Saturday, May 20, 2023

Kalamazoo diversity


So, I’ve now had a chance to listen to the recording of the racism roundtable, and been able to confirm some of my in-person (virtual person, that is) impressions.

The first and foremost flaw, from my point of view, is DiNardo’s assertion (in the discussion following the papers) that, given the current crisis, Tolkien scholars needed to put aside biographical studies and exploration of Tolkien’s thought and instead focus their attention on Tolkien and racism and related issues. 

Tolkien’s invented languages were not mentioned but I can’t see how they’re not part of those marked for marginalization. Instead, she said, we need more RINGS OF POWER and especially MtG: Middle-earth. I concluded that she’s not really interested in LORD OF THE RINGS or THE SILMARILLION, et al, in themselves, as works of art, as in what can be done with them —i.e. as tools to fight racism.

My own belief is that as Tolkien scholars we’re all in this together.

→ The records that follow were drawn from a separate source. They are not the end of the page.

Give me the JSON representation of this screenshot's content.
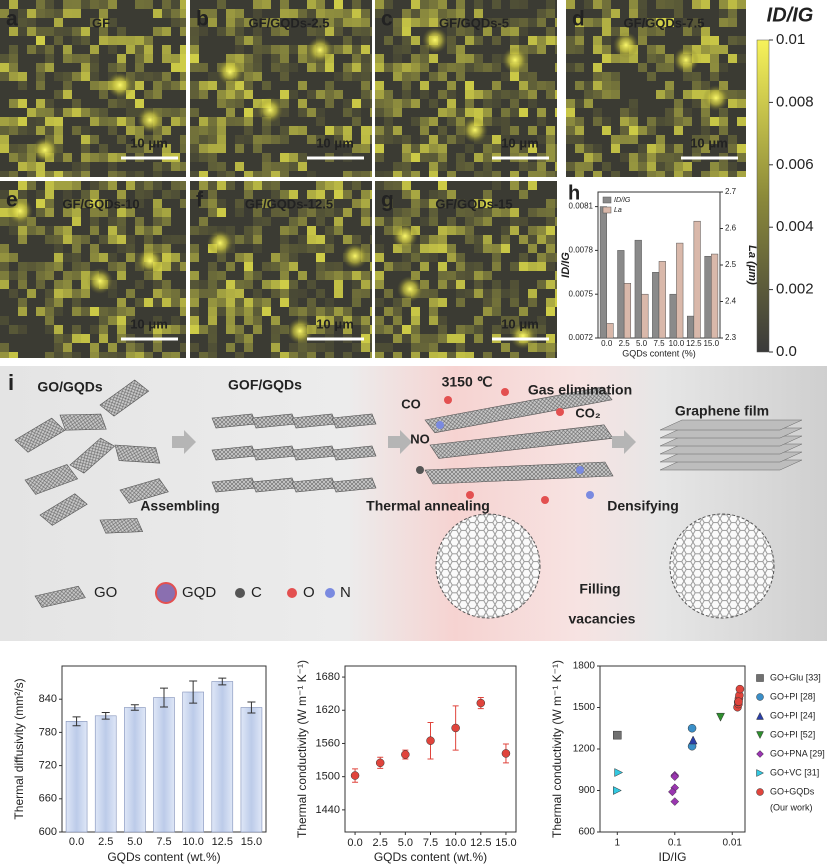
{
  "maps": [
    {
      "letter": "a",
      "label": "GF",
      "scale_bar": "10 μm"
    },
    {
      "letter": "b",
      "label": "GF/GQDs-2.5",
      "scale_bar": "10 μm"
    },
    {
      "letter": "c",
      "label": "GF/GQDs-5",
      "scale_bar": "10 μm"
    },
    {
      "letter": "d",
      "label": "GF/GQDs-7.5",
      "scale_bar": "10 μm"
    },
    {
      "letter": "e",
      "label": "GF/GQDs-10",
      "scale_bar": "10 μm"
    },
    {
      "letter": "f",
      "label": "GF/GQDs-12.5",
      "scale_bar": "10 μm"
    },
    {
      "letter": "g",
      "label": "GF/GQDs-15",
      "scale_bar": "10 μm"
    }
  ],
  "colorbar": {
    "title": "ID/IG",
    "lim": [
      0,
      0.01
    ],
    "ticks": [
      {
        "value": 0,
        "label": "0.0"
      },
      0.002,
      0.004,
      0.006,
      0.008,
      0.01
    ]
  },
  "schematic": {
    "letter": "i",
    "stages": [
      "GO/GQDs",
      "GOF/GQDs",
      "Graphene film"
    ],
    "temperature": "3150 ℃",
    "gas_elimination": "Gas elimination",
    "gases": [
      "CO",
      "CO₂",
      "NO"
    ],
    "steps": [
      "Assembling",
      "Thermal annealing",
      "Densifying"
    ],
    "filling": [
      "Filling",
      "vacancies"
    ],
    "legend": [
      "GO",
      "GQD",
      "C",
      "O",
      "N"
    ]
  },
  "chart_data": [
    {
      "type": "bar",
      "letter": "h",
      "categories": [
        "0.0",
        "2.5",
        "5.0",
        "7.5",
        "10.0",
        "12.5",
        "15.0"
      ],
      "series": [
        {
          "name": "ID/IG",
          "color": "#8a8a8a",
          "values": [
            0.0081,
            0.0078,
            0.00787,
            0.00765,
            0.0075,
            0.00735,
            0.00776
          ]
        },
        {
          "name": "La",
          "color": "#d9b8aa",
          "axis": "y2",
          "values": [
            2.34,
            2.45,
            2.42,
            2.51,
            2.56,
            2.62,
            2.53
          ]
        }
      ],
      "ylim": [
        0.0072,
        0.0082
      ],
      "yticks": [
        0.0072,
        0.0075,
        0.0078,
        0.0081
      ],
      "y2lim": [
        2.3,
        2.7
      ],
      "y2ticks": [
        2.3,
        2.4,
        2.5,
        2.6,
        2.7
      ],
      "xlabel": "GQDs content (%)",
      "ylabel": "ID/IG",
      "y2label": "La (μm)"
    },
    {
      "type": "bar",
      "categories": [
        "0.0",
        "2.5",
        "5.0",
        "7.5",
        "10.0",
        "12.5",
        "15.0"
      ],
      "values": [
        800,
        810,
        825,
        843,
        853,
        872,
        825
      ],
      "errors": [
        8,
        6,
        5,
        17,
        20,
        6,
        10
      ],
      "color": "#bccbe9",
      "ylim": [
        600,
        900
      ],
      "yticks": [
        600,
        660,
        720,
        780,
        840
      ],
      "xlabel": "GQDs content (wt.%)",
      "ylabel": "Thermal diffusivity (mm²/s)"
    },
    {
      "type": "scatter",
      "x": [
        0,
        2.5,
        5,
        7.5,
        10,
        12.5,
        15
      ],
      "values": [
        1502,
        1525,
        1540,
        1565,
        1588,
        1633,
        1542
      ],
      "errors": [
        12,
        10,
        8,
        33,
        40,
        10,
        17
      ],
      "color": "#e0443c",
      "xlim": [
        -1,
        16
      ],
      "xticks": [
        {
          "value": 0,
          "label": "0.0"
        },
        2.5,
        {
          "value": 5,
          "label": "5.0"
        },
        7.5,
        {
          "value": 10,
          "label": "10.0"
        },
        12.5,
        {
          "value": 15,
          "label": "15.0"
        }
      ],
      "ylim": [
        1400,
        1700
      ],
      "yticks": [
        1440,
        1500,
        1560,
        1620,
        1680
      ],
      "xlabel": "GQDs content (wt.%)",
      "ylabel": "Thermal conductivity (W m⁻¹ K⁻¹)"
    },
    {
      "type": "scatter",
      "xscale": "log",
      "xlim": [
        2,
        0.006
      ],
      "xticks": [
        1,
        0.1,
        0.01
      ],
      "ylim": [
        600,
        1800
      ],
      "yticks": [
        600,
        900,
        1200,
        1500,
        1800
      ],
      "xlabel": "ID/IG",
      "ylabel": "Thermal conductivity (W m⁻¹ K⁻¹)",
      "series": [
        {
          "name": "GO+Glu [33]",
          "color": "#707070",
          "marker": "square",
          "x": [
            1
          ],
          "values": [
            1300
          ]
        },
        {
          "name": "GO+PI [28]",
          "color": "#3a8fc8",
          "marker": "circle",
          "x": [
            0.05,
            0.05
          ],
          "values": [
            1350,
            1220
          ]
        },
        {
          "name": "GO+PI [24]",
          "color": "#2a3fa8",
          "marker": "triangle",
          "x": [
            0.048
          ],
          "values": [
            1265
          ]
        },
        {
          "name": "GO+PI [52]",
          "color": "#2f8f2f",
          "marker": "triangle-down",
          "x": [
            0.016
          ],
          "values": [
            1430
          ]
        },
        {
          "name": "GO+PNA [29]",
          "color": "#9a36b0",
          "marker": "diamond",
          "x": [
            0.1,
            0.1,
            0.1,
            0.1,
            0.11
          ],
          "values": [
            1010,
            1000,
            920,
            820,
            890
          ]
        },
        {
          "name": "GO+VC [31]",
          "color": "#33c8e0",
          "marker": "triangle-right",
          "x": [
            0.95,
            1
          ],
          "values": [
            1030,
            900
          ]
        },
        {
          "name": "GO+GQDs",
          "note": "(Our work)",
          "color": "#e0443c",
          "marker": "circle",
          "x": [
            0.0081,
            0.0078,
            0.00787,
            0.00765,
            0.0075,
            0.00735,
            0.00776
          ],
          "values": [
            1502,
            1525,
            1540,
            1565,
            1588,
            1633,
            1542
          ]
        }
      ]
    }
  ]
}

I don’t agree with the idea that Tolkien scholarship is a zero-sum game.

—John R.


Wurmbrand said...

Yes -- it seems the bottom line here is that literary art (and presumably all art) is conceived as being an instrument for the effecting of designated social outcomes. If someone is perceived as using works of art for the sake of undesirable social outcomes, a crisis exists. But in either case the view of art is that it is a means to an end. This idea about art is familiar from various forms of 20th-century fascism, whether Nazi or Soviet.

Conversely, the kind of scholarship that activists want to have suspended, which deals with works of literary art as art, and also seeks to deepen the enjoyment of them through various approaches including the biographical, is needed, because it recognizes the integrity of the work of art.

Its' thus the kind of scholarship that the activists want to shut down, that is more closely akin to the kind of reading Tolkien himself encouraged and the kind of creative enterprise in which he was engaged: "subcreation" in the broad sense that includes not only "fantasy" but literary art such as (for example) the novels of Dickens.

Tolkien did recognize that there is a benefit from literary art that extends beyond the enjoyment of the secondary world, of course -- that "cleaning of our windows" that restores to us the imaginative value of fire, leaf, loaf, iron, etc., so that we perceive them anew.

Politicized "scholarship" is apt to work in the opposite way, to dull such apprehension of the "common" things and to replace it with abstractions and the will to power. But think of what Tolkien's work has to say about that "will to power"!

Dale Nelson

Matt Fisher said...

The big problem I have with DiNardo's assertion is that it seems to assume that ALL scholars are equally capable/skilled/comfortable focusing their work exclusively on combatting the enthusiasm of white supremacists for Tolkien's work. That's a BIG assumption, and one that often backfires. From my perspective, the stakes are pretty high...which means that this challenge is not something to be taken lightly or approached in a way that will result in anything less than the "best possible/strongest" response.

There are other ways to engage the wider community of Tolkien scholars in this work besides asking everyone to "drop all other scholarship and focus on this."